In its first few months, the Torrens Island internment camp was uncomfortable but not harsh. The internees were housed in tents and made to cater for their own cooking requirements, including growing their own food. Despite these hardships, the inmates managed to organise cultural events and entertainment, and even published a number of editions of a camp newspaper, Der Kamerad. Internee Paul Dubotzki was a professional photographer who was permitted to have a camera in the camp, and his photographs provide a record of conditions.

In early 1915, a new commanding officer, Captain G.E. Hawkes, was posted to the camp and, in about March 1915, the camp was shifted to another location further south away from the Quarantine Station, on the southern end of Torrens Island. The reason for the move was not given, but was presumably because its close proximity would compromise the Quarantine Station in the event of a quarantine emergency.
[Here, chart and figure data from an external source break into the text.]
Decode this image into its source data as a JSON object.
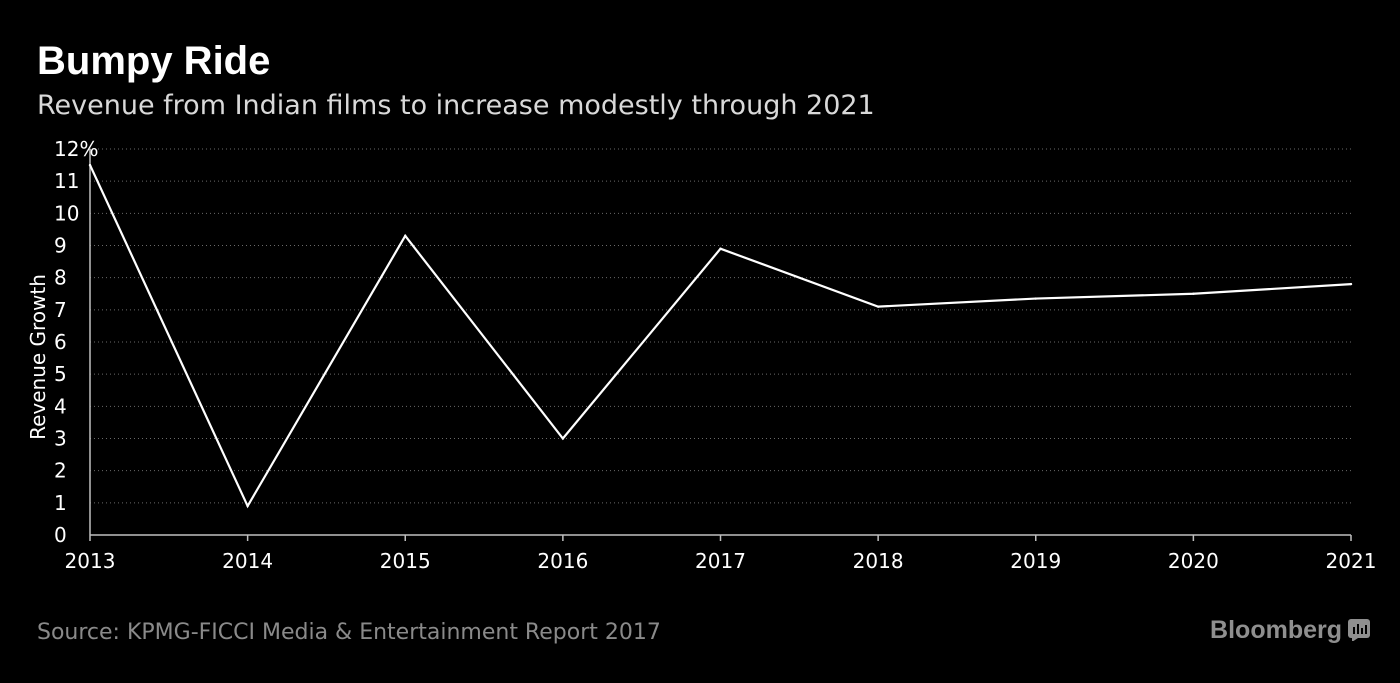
{
  "header": {
    "title": "Bumpy Ride",
    "subtitle": "Revenue from Indian films to increase modestly through 2021"
  },
  "chart_data": {
    "type": "line",
    "title": "Bumpy Ride",
    "subtitle": "Revenue from Indian films to increase modestly through 2021",
    "xlabel": "",
    "ylabel": "Revenue Growth",
    "x": [
      "2013",
      "2014",
      "2015",
      "2016",
      "2017",
      "2018",
      "2019",
      "2020",
      "2021"
    ],
    "series": [
      {
        "name": "Revenue Growth",
        "values": [
          11.5,
          0.9,
          9.3,
          3.0,
          8.9,
          7.1,
          7.35,
          7.5,
          7.8
        ]
      }
    ],
    "ylim": [
      0,
      12
    ],
    "yticks": [
      "0",
      "1",
      "2",
      "3",
      "4",
      "5",
      "6",
      "7",
      "8",
      "9",
      "10",
      "11",
      "12%"
    ],
    "grid": true,
    "line_color": "#ffffff",
    "grid_color": "#6a6a6a"
  },
  "footer": {
    "source": "Source: KPMG-FICCI Media & Entertainment Report 2017",
    "brand": "Bloomberg",
    "brand_icon": "bloomberg-chart-icon"
  }
}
The evidence of a later Court of Enquiry says, "The Camp about this time was removed from the site which this Court has already described, to the southern end of the island, near an old quarantine station which had been unused for many years."
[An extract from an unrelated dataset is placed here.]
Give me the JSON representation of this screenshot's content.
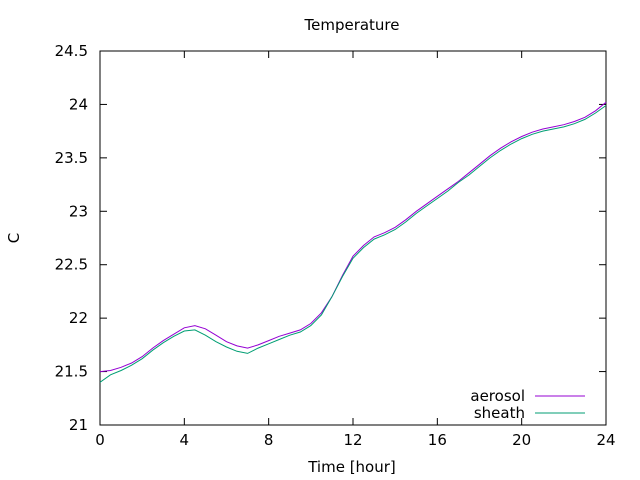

The two sites of the Torrens Island Internment Camp.

Captain Hawkes was to prove extremely unsuitable for the position. Under his command, treatment of the internees deteriorated. He encouraged an atmosphere in which guards became routinely offensive and violent in their behaviour, and soon afterward stories of brutal treatment began to be circulated. Subsequent enquiries found evidence of prisoners being punished for disciplinary offences by exposing them to the weather in an open barbed-wire compound, prisoners habitually being prodded with bayonets, and illegal punishments in which internees were stripped, handcuffed and publicly flogged. One of these incidents involved a Swedish and an American citizen. There were also rumours of worse brutalities and prisoners being shot dead by guards, but the facts about Torrens Island are difficult to verify. On one occasion, Captain Hawkes had fired his pistol into a tent full of internees, wounding one. Flogging the American proved to be a serious mistake. The prisoner wrote to the US Consul about conditions in the camp, forcing an enquiry in June which brought conditions into the open.
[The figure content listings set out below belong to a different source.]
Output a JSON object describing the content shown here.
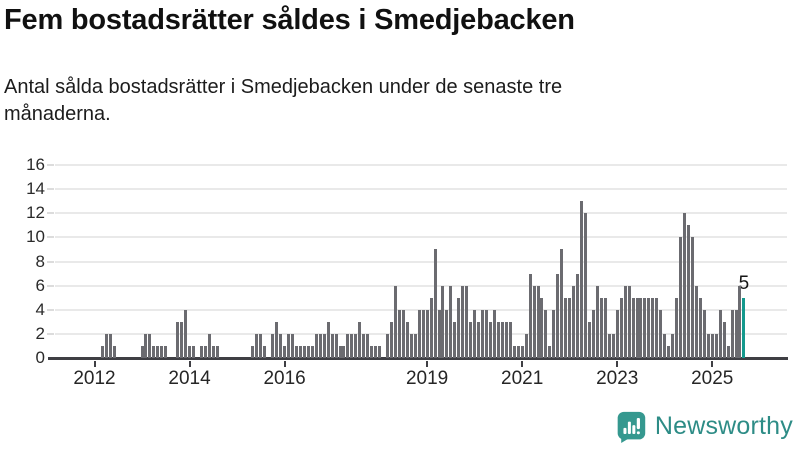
{
  "header": {
    "title": "Fem bostadsrätter såldes i Smedjebacken",
    "subtitle": "Antal sålda bostadsrätter i Smedjebacken under de senaste tre månaderna."
  },
  "chart_data": {
    "type": "bar",
    "title": "Fem bostadsrätter såldes i Smedjebacken",
    "subtitle": "Antal sålda bostadsrätter i Smedjebacken under de senaste tre månaderna.",
    "x_start_month": "2012-01",
    "x_unit": "month",
    "series": [
      {
        "name": "Antal sålda bostadsrätter, rullande tre månader",
        "values": [
          0,
          0,
          1,
          2,
          2,
          1,
          0,
          0,
          0,
          0,
          0,
          0,
          1,
          2,
          2,
          1,
          1,
          1,
          1,
          0,
          0,
          3,
          3,
          4,
          1,
          1,
          0,
          1,
          1,
          2,
          1,
          1,
          0,
          0,
          0,
          0,
          0,
          0,
          0,
          0,
          1,
          2,
          2,
          1,
          0,
          2,
          3,
          2,
          1,
          2,
          2,
          1,
          1,
          1,
          1,
          1,
          2,
          2,
          2,
          3,
          2,
          2,
          1,
          1,
          2,
          2,
          2,
          3,
          2,
          2,
          1,
          1,
          1,
          0,
          2,
          3,
          6,
          4,
          4,
          3,
          2,
          2,
          4,
          4,
          4,
          5,
          9,
          4,
          6,
          4,
          6,
          3,
          5,
          6,
          6,
          3,
          4,
          3,
          4,
          4,
          3,
          4,
          3,
          3,
          3,
          3,
          1,
          1,
          1,
          2,
          7,
          6,
          6,
          5,
          4,
          1,
          4,
          7,
          9,
          5,
          5,
          6,
          7,
          13,
          12,
          3,
          4,
          6,
          5,
          5,
          2,
          2,
          4,
          5,
          6,
          6,
          5,
          5,
          5,
          5,
          5,
          5,
          5,
          4,
          2,
          1,
          2,
          5,
          10,
          12,
          11,
          10,
          6,
          5,
          4,
          2,
          2,
          2,
          4,
          3,
          1,
          4,
          4,
          6,
          5
        ]
      }
    ],
    "highlight": {
      "index": 164,
      "label": "5",
      "color": "#14998d"
    },
    "bar_color": "#6b6b70",
    "grid": "horizontal",
    "gridline_color": "#e9e9e9",
    "ylim": [
      0,
      16
    ],
    "yticks": [
      0,
      2,
      4,
      6,
      8,
      10,
      12,
      14,
      16
    ],
    "xticks": [
      {
        "label": "2012",
        "month_index": 0
      },
      {
        "label": "2014",
        "month_index": 24
      },
      {
        "label": "2016",
        "month_index": 48
      },
      {
        "label": "2019",
        "month_index": 84
      },
      {
        "label": "2021",
        "month_index": 108
      },
      {
        "label": "2023",
        "month_index": 132
      },
      {
        "label": "2025",
        "month_index": 156
      }
    ],
    "legend": "none"
  },
  "footer": {
    "brand": "Newsworthy",
    "brand_color": "#2d8c86",
    "icon": "newsworthy-chart-bubble-icon",
    "icon_color": "#35988f"
  }
}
The camp was quietly closed in August 1915, many of the internees were released, and others were transferred to a more humanely-run camp at Holsworthy in New South Wales. Captain Hawkes was dismissed from the service, and in 1916 a Court of Enquiry was held into his conduct. None of this became public knowledge in Australia until after the war, when in 1919 the Adelaide press published the story. However, word of the incident had reached Germany, and returning Australian prisoners of war told of being threatened with reprisals, though none took place. The official records of the Torrens Island camp were destroyed, and today virtually all that is known about the incident comes from the only wartime records that survive, principally the typescript and evidence from the Court of Enquiry.

==The sites today==
The locations of the sites of the Torrens Island Internment Camp are known fairly accurately, but there is no physical evidence remaining today. The site of the first camp was on the western side of the island on the bank of the Port River, a few hundred metres south of the Quarantine Station, much of which still stands. The internment site was a tented encampment occupied for only five months, October 1914 to March 1915, and was then systematically removed. Nothing can be identified on the site today. The site of the second camp was at the southern end of the island on the bank of Angas Inlet, and occupied from March to August 1915. It too was systematically removed, and anything that remained was later obliterated by modern construction. The site is under or close to the switchyard of Section B of the Torrens Island Power Station, built in 1973.

==Exhibition==
An exhibition, Interned: Torrens Island, 1914–1915 was held at the South Australian Migration Museum from October 2014 to September 2015 to mark the centenary of the internment camp, accompanied by the publication of a book of the same name.